Suazilandia Política | Sociedad La afición al lujo del Rey de Swazilandia vuelve a provocar al paísafrol News, 14 de Diciembre de 2004 - Mientras Swazilandia está viviendo la peor crisis de su historia, el despilfarro de su Rey Mswati III, provoca el enfado de la comunidad local e internacional. El último capricho real ha sido la compra de un nuevo coche, por un valor de 500.000 dólares. Las protestas no han tardado en llegar por parte de los donantes internacionales, que no encuentran financiación para este país dados los escándalos por los excesivos gastos de la familia real.
Swazilandia está viviendo la peor crisis de toda su historia. Dos terceras partes de la población están viviendo con menos de un dólar al día. Los años de sequía han aumentado la tasa de desnutrición infantil. Ningún país en el mundo tiene tasas más altas de infección de VIH que Swazilandia; alrededor del 40 por ciento. La población, de este modo, depende totalmente de la voluntad de donantes extranjeros.
Esta voluntad, sin embargo, se está desmenuzando. "El gran despilfarrador de Swazilandia lo hace de nuevo", era el título que el lunes dedicaba en su portada el principal diario de Sudáfrica, 'Mail and Guardian', al Rey de Swazilandia. Y es que no se necesitan más explicaciones para entender a quien se refiere. El Rey Mswati III tiene una conocida fama de despilfarrar dinero mientras la población de su país sufre a causa del hambre.
Esta vez, el Rey Mswati, de 36 años de edad, ha pasado 500.000 dólares por un nuevo coche. El modelo, un DaimlerChrysler Maybach 62, incluye todos los posibles extras de lujo que se puedan imaginar, como un refrigerador o un equipo DVD. La compra se realizó la semana pasada, pero no ha sido conocida hasta el domingo, cuando la prensa británica la sacó a la luz.
El lunes, la clase política swazi y representantes de la comunidad internacional de donantes han protestado ante la excesiva afición al lujo del monarca. "Es desconcertante que un jefe de estado pueda comprar un coche de 500.000 dólares cuando su nación está sobreviviendo gracias a la ayuda alimentaria", denunció Mario Masuku, líder del grupo de oposición Movimiento democrático del pueblo unido, en declaraciones a la agencia estadounidense AP.
También representantes de donantes internacionales han reaccionado negativamente ante el nuevo capricho del rey swazi, quien anteriormente había prometido utilizar más dinero en la pobreza de su población que en sus lujos privados. La mayor parte de la ayuda extranjera a Swazilandia está actualmente canalizada a través de agencias de la ONU como el Programa Mundial de Alimentos (PMA), que proporciona alimentos a más de 100.000 swazis y de otras agencias que trabajan contra la crisis que vive el país a causa del SIDA.
En enero de este año, agencias internacionales de ayuda condenaron los planes del gobierno de gastar más de 14 millones de dólares para construir nuevos palacios para cada una de las 11 esposas del Rey Mswati. Trabajadores de agencias humanitarias confirmaban ya entonces que se había hecho difícil conseguir financiación para ayudar a la población de Swazilandia debido a todos los escándalos que rodean a los excesivos gastos de la familia real.
Hace un año, Swazilandia ocupaba los titulares de la prensa internacional cuando las tías del Rey Mswati se quejaron porque consideraban que las nuevas viviendas de lujo construidas para ellas eran inferiores al estándar apropiado para las muchas viudas del anterior Rey Sobhuza.
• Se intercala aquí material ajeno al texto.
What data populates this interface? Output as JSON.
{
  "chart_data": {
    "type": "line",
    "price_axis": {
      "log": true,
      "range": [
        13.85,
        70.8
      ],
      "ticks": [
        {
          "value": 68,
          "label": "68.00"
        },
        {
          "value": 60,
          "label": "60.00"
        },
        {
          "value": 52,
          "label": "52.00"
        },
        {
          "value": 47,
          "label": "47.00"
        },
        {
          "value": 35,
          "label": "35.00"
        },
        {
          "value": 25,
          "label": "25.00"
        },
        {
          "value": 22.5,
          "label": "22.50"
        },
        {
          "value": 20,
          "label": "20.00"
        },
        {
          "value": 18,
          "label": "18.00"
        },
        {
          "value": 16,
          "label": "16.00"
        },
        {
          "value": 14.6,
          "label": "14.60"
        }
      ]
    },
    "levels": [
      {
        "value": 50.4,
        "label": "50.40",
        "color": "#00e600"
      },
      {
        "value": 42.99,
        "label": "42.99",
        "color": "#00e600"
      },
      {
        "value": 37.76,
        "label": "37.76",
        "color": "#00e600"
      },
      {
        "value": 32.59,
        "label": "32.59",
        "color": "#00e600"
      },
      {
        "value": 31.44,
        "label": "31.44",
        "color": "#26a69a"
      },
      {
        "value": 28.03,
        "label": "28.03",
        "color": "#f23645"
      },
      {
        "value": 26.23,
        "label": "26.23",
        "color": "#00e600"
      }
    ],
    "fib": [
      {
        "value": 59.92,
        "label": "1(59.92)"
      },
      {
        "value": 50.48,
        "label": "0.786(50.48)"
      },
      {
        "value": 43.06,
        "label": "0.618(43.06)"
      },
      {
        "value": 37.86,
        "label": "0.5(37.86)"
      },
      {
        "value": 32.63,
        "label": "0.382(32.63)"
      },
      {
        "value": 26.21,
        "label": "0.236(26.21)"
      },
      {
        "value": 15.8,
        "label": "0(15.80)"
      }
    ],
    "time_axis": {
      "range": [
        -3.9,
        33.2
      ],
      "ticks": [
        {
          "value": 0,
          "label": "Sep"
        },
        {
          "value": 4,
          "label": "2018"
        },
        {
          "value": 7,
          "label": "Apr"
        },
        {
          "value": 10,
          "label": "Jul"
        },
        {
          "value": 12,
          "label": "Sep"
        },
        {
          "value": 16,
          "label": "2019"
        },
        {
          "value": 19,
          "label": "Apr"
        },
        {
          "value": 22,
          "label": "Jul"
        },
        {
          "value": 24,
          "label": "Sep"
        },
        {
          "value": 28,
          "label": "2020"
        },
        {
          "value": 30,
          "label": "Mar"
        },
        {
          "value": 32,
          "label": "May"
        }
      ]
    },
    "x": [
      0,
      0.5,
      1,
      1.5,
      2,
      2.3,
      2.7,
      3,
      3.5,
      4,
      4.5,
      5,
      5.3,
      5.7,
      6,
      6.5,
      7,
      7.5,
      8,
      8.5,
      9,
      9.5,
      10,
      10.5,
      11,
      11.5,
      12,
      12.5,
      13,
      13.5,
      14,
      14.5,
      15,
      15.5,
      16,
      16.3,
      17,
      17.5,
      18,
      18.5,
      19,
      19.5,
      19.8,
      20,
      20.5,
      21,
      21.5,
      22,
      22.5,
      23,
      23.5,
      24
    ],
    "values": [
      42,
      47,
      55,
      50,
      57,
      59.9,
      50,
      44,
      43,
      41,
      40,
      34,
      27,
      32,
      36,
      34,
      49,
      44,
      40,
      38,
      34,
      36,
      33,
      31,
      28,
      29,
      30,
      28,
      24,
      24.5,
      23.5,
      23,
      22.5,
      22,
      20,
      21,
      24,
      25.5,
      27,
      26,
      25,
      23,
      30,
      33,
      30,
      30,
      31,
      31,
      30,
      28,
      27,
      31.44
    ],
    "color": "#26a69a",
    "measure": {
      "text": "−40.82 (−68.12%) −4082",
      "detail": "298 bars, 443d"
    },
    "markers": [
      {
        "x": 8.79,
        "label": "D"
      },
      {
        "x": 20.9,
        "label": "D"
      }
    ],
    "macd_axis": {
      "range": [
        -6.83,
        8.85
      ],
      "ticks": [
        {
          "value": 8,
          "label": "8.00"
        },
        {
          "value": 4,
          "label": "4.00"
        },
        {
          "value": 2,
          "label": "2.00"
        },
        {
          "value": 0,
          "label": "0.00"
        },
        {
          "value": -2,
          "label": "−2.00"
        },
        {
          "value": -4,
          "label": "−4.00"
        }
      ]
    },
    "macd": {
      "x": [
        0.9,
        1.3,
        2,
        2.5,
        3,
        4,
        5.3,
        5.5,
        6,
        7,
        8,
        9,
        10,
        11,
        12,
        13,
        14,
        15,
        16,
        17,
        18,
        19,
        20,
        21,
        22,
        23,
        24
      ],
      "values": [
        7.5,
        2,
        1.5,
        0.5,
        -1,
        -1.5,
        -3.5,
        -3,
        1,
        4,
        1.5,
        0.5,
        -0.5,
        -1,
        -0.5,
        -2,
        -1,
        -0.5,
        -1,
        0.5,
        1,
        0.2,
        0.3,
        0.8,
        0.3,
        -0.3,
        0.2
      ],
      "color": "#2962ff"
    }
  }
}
Las viudas y los príncipes swazi también se quejaron de que los BMW de lujo que el gobierno había comprado para ellos con el dinero de los contribuyentes no eran "suficientes".
En octubre de 2002, el parlamento de Swazilandia rechazó la petición de financiar la compre de un avión de lujo - valorado en 45 millones de dólares - para el uso personal de Mswati III, tras las fuertes protestas nacionales e internacionales que se produjeron también entonces. 45 millones de dólares equivalen a dos presupuestos anuales de sanidad en Swazilandia.
En febrero de este año, el Primer Ministro de Swazilandia, Themba Dlamini, declaró que en el país el estado de desastre nacional debido a los efectos de la sequía y de la pandemia del VIH/SIDA. Prometió que se dirigirían más recursos estatales a la crisis humanitaria y que el gasto del gobierno se haría más transparente.